La domanda relativa alla restituzione di un finanziamento soci e, dunque, alla definizione di un rapporto tra soci e società, rientra nella competenza della Sezione Specializzata in materia d’Impresa, ex art. 3, D.lgs. n. 168/2003, come sostituito dall’art. 2, I comma, lett. d) del D.l. n. 1/2012, in considerazione della disciplina, diversa rispetto a quella dei comuni finanziamenti, dei prestiti effettuati dai soci che sono assoggettati alle regole di cui all’art. 2467 c.c.
La qualificazione dell’erogazione di somme da parte dei soci alla società da loro partecipata a titolo di mutuo oppure di apporto del socio al patrimonio sociale dipende dall’esame della volontà negoziale delle parti e la relativa prova, di cui è onerato il socio attore in restituzione, deve trarsi dal modo in cui il rapporto è stato attuato in concreto, dalle finalità pratiche cui esso appare essere diretto e dagli interessi che vi sono sottesi, dovendosi, inoltre, avere riguardo, in mancanza di una chiara manifestazione di volontà, alla qualificazione che i versamenti hanno ricevuto nel bilancio, da reputarsi determinante per stabilire se si tratti di finanziamento o di conferimento, in considerazione della soggezione del bilancio all’approvazione dei soci.
La disciplina di cui agli artt. 2467 e 2497 quinquies c.c. nel testo novellato dal D.Lgs. n. 6/2003 è applicabile ai finanziamenti dei soci a favore della società nei soli casi in cui il negozio di finanziamento sia successivo alla sua entrata in vigore, poiché si tratta di norme di natura inequivocabilmente sostanziale e non processuale e mancanti di disciplina transitoria.
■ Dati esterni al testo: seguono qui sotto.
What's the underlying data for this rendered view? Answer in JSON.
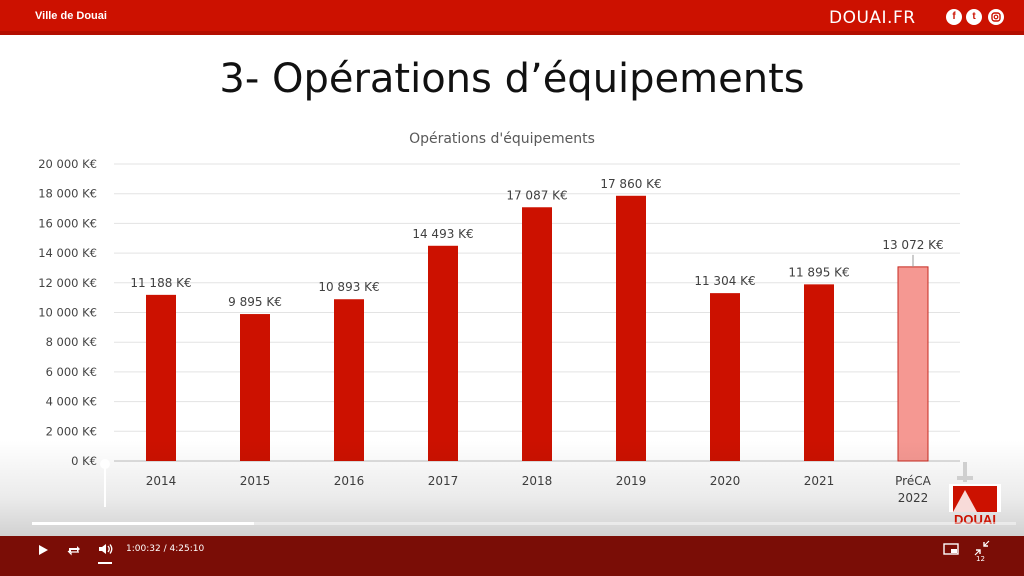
{
  "header": {
    "channel_name": "Ville de Douai",
    "brand": "DOUAI.FR",
    "social_icons": [
      "facebook-icon",
      "twitter-icon",
      "instagram-icon"
    ]
  },
  "slide": {
    "title": "3- Opérations d’équipements"
  },
  "chart_data": {
    "type": "bar",
    "title": "Opérations d'équipements",
    "categories": [
      "2014",
      "2015",
      "2016",
      "2017",
      "2018",
      "2019",
      "2020",
      "2021",
      "PréCA 2022"
    ],
    "values": [
      11188,
      9895,
      10893,
      14493,
      17087,
      17860,
      11304,
      11895,
      13072
    ],
    "value_labels": [
      "11 188 K€",
      "9 895 K€",
      "10 893 K€",
      "14 493 K€",
      "17 087 K€",
      "17 860 K€",
      "11 304 K€",
      "11 895 K€",
      "13 072 K€"
    ],
    "yticks": [
      "0 K€",
      "2 000 K€",
      "4 000 K€",
      "6 000 K€",
      "8 000 K€",
      "10 000 K€",
      "12 000 K€",
      "14 000 K€",
      "16 000 K€",
      "18 000 K€",
      "20 000 K€"
    ],
    "ylim": [
      0,
      20000
    ],
    "grid": true,
    "colors": {
      "bar": "#cc1100",
      "highlight": "#f59892",
      "highlight_border": "#c62a20"
    },
    "highlight_index": 8
  },
  "player": {
    "current_time": "1:00:32",
    "separator": "/",
    "duration": "4:25:10",
    "progress": 0.226,
    "icons": [
      "play-icon",
      "loop-icon",
      "volume-icon",
      "pip-icon",
      "exit-fullscreen-icon"
    ],
    "quality_badge": "12"
  },
  "logo": {
    "text": "DOUAI"
  },
  "colors": {
    "accent": "#cc1100",
    "controls_bg": "#7a0d06"
  }
}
Le nuove norme, infatti, incidono direttamente sugli effetti del negozio di finanziamento, regolando il diritto dei finanziatori al rimborso, che in tale negozio ha la sua causa e la sua origine: il regime dei rimborsi condiziona la formazione della volontà negoziale dei soci finanziatori, i quali nel determinarsi a concedere il prestito valutano le condizioni del rimborso, e potrebbero rifiutarlo se consapevoli della successiva postergazione.
In materia di finanziamenti dei soci alla società da loro partecipata, la disciplina relativa alla postergazione si applica anche se il socio esce dalla compagine sociale, perché il credito non si trasforma, per ciò solo, in un credito verso terzi, essendo rilevante esclusivamente la circostanza che nel momento in cui ha avuto luogo l’erogazione vi fosse la qualità di socio in capo al finanziatore: il diritto al rimborso sorge già postergato e permane con tale caratteristica pure ove il socio esca dalla società.
La disciplina di cui all’art. 2467 c.c. relativa alla postergazione dei crediti derivanti da finanziamenti dei soci (come individuati ai sensi del secondo comma della stessa disposizione) è volta a tutelare le aspettative dei creditori terzi e della società a fronte di richieste di rimborso relative a crediti non ancora esigibili; l’obiettivo perseguito con l’introduzione della disposizione è quello di ristabilire un equilibrio finanziario tra il capitale sociale e l’attività svolta, in modo che il rischio d’impresa sia correttamente distribuito tra i soci e non sui creditori esterni.
La postergazione disposta dall’art. 2467 c.c., operando già durante la vita della società e non solo nel momento in cui si apre un concorso formale con gli altri creditori sociali, integra una condizione di inesigibilità legale e temporanea del diritto alla restituzione del finanziamento sino a quando non sia superata la situazione di difficoltà economico-finanziaria, con conseguente responsabilità degli amministratori della società, poi fallita, che abbiano restituito ai soci somme in violazione della predetta norma. La società, pertanto, è tenuta a rifiutare al socio il rimborso del finanziamento in presenza della summenzionata situazione, ove esistente al momento della concessione del finanziamento e a quello della richiesta di rimborso, che è compito dell’organo gestorio riscontrare mediante la previa adozione di un adeguato assetto organizzativo, amministrativo e contabile della società, in grado di rilevare la situazione di crisi. Trattandosi di un fatto impeditivo del diritto del socio finanziatore ad ottenere la restituzione del prestito, l’onere della prova riguardante la sussistenza della condizione di inesigibilità del credito al momento in cui è avvenuto il prestito (dies storico statico) ovvero al momento della richiesta di rimborso e sino alla pronuncia grava sulla società debitrice.